A particularly important insight from Table 1 is the tailored use of neuropathic agents, such as gabapentin and duloxetine, in scenarios involving nerve compression or spinal involvement. These agents modulate neural sensitization and are especially beneficial in chronic osteomyelitis or vertebral infections, where conventional analgesics may fail to address the neurogenic component of pain [4,6,28]. Their integration into orthopedic pain protocols represents a paradigm shift—moving from purely structural management to addressing the neurophysiological underpinnings of persistent pain. This reflects a more nuanced understanding of osteomyelitis, not merely as an infectious condition, but as a disorder with complex multisystemic pain manifestations.
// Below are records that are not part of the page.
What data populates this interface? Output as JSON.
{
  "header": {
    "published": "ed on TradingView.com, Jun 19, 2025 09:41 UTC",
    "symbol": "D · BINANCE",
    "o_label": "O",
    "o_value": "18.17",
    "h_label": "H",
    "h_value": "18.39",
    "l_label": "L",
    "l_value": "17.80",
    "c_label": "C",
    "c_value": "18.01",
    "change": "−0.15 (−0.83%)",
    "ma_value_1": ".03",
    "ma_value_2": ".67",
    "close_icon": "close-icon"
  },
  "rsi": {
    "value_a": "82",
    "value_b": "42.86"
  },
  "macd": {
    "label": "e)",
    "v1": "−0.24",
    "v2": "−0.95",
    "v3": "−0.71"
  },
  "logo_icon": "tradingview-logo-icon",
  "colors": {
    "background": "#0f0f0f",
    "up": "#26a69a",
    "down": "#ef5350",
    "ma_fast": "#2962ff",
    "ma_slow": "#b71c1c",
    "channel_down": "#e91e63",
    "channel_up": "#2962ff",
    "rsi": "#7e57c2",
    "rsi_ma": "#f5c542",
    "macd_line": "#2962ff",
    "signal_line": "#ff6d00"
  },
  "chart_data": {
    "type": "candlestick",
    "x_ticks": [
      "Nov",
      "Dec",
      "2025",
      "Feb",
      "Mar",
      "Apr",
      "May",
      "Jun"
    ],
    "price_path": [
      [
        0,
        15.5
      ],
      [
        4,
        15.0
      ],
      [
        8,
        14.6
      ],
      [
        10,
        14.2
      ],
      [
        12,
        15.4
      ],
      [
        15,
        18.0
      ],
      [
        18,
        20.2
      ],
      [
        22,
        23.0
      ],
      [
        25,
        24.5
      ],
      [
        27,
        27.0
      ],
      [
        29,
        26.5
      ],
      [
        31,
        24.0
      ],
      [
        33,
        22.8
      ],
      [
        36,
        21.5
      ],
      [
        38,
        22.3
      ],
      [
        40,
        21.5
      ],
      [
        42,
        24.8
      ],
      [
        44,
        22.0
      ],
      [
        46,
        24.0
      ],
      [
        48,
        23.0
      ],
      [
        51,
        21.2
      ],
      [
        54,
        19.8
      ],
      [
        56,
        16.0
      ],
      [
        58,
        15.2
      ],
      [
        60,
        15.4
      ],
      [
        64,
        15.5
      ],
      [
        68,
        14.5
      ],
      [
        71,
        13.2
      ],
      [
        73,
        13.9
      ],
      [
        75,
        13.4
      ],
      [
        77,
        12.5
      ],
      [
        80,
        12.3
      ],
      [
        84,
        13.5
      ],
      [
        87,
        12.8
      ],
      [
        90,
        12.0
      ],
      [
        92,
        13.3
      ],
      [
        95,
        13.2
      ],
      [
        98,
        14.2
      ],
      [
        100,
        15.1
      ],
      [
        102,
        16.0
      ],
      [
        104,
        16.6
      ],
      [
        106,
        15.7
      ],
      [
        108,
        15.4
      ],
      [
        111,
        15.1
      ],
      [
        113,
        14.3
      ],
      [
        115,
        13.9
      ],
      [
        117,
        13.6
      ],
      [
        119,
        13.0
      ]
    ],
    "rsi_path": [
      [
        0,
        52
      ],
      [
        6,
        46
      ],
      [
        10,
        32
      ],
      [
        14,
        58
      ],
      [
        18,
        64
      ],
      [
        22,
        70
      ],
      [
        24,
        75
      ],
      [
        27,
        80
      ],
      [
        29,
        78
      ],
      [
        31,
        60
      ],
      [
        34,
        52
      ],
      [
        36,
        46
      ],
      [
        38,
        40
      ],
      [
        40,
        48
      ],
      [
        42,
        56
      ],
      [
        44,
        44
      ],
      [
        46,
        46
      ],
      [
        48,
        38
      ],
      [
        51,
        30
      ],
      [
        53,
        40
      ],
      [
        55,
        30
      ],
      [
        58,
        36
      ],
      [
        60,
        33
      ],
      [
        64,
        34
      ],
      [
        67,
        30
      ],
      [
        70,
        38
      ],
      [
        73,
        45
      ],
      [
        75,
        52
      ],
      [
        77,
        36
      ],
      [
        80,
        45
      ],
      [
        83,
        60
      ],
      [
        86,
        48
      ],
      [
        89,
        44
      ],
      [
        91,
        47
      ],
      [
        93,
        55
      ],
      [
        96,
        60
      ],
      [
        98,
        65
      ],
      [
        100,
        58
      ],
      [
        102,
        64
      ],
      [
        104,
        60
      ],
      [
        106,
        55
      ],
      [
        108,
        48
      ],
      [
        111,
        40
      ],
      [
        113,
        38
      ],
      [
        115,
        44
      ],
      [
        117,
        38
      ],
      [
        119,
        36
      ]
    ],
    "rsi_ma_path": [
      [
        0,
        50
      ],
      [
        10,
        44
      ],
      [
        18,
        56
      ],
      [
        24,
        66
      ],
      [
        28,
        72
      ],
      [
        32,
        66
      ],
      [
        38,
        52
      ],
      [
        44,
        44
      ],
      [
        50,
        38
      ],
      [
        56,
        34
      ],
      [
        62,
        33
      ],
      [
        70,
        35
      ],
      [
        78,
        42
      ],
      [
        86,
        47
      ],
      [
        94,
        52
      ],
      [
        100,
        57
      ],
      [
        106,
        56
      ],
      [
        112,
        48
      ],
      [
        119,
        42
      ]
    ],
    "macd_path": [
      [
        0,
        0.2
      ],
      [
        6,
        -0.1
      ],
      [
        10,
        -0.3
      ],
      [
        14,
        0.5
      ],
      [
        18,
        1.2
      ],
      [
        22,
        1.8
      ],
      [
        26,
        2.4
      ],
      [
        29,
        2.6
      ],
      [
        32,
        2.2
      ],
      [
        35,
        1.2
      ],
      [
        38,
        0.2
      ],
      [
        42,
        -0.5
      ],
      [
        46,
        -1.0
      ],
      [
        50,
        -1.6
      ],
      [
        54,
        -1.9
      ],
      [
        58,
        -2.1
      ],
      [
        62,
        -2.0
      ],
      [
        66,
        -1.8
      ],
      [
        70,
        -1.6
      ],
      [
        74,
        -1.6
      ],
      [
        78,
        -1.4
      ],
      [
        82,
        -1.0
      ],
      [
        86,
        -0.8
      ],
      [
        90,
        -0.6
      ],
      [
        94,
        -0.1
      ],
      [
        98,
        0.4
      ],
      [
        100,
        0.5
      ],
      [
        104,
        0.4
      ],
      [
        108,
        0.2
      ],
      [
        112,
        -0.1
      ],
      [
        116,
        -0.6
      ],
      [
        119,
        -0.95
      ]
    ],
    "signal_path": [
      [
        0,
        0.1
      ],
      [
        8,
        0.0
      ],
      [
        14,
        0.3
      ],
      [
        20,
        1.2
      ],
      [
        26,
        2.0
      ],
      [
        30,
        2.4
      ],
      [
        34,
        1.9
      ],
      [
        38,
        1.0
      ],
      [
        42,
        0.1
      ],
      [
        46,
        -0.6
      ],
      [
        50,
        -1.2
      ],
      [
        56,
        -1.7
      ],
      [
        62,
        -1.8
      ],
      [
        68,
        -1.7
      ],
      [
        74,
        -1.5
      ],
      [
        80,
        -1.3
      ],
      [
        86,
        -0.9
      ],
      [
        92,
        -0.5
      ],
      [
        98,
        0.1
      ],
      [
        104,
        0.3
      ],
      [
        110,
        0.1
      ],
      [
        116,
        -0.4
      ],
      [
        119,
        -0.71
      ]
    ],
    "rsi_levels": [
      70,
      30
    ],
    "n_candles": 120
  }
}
Finally, psychological support interventions, including cognitive- behavioral therapy (CBT) and relaxation techniques, play a crucial and often underrecognized role in pain modulation. Chronic osteomyelitis is frequently accompanied by psychological distress due to prolonged treatment, recurrent hospitalizations, and functional limitations. These factors contribute to pain amplification through maladaptive coping behaviors, such as fear-avoidance and catastrophizing. Integrating psychological care into orthopedic rehabilitation not only improves emotional resilience but also enhances adherence to physical therapy, reduces opioid consumption, and facilitates a more complete recovery [23,26,29]. Altogether, the strategies outlined in Table 1 illustrate that managing pain in osteomyelitis requires a comprehensive, multidisciplinary, and patient-centered framework that aligns with best practices in modern orthopedic medicine.
Conclusion
This narrative review aimed to synthesize current evidence on the mechanisms and management of pain in osteomyelitis, with a specific focus on adult orthopedic settings. The critical appraisal of 30 peer-reviewed studies revealed that pain in osteomyelitis is multifactorial—arising from inflammatory, mechanical, and neuropathic components—and constitutes a central element in both diagnosis and therapeutic planning. In orthopedic practice, pain should not be regarded merely as a symptom but as a clinical marker of disease progression, structural instability, and therapeutic response.
The findings emphasize the necessity of a multidisciplinary and individualized approach to pain management. While pharmacological strategies are essential in the acute phase, they are insufficient when used in isolation, given the complexity of pain in osteomyelitis. In this context, surgical intervention—particularly aggressive debridement combined with biomechanical stabilization and local antimicrobial delivery—emerges as the most effective and definitive approach for both pain relief and infection control. Surgery not only facilitates the removal of infected and necrotic tissue but also restores the structural and functional integrity of the affected site, thereby contributing decisively to pain reduction and improvement in patients' quality of life.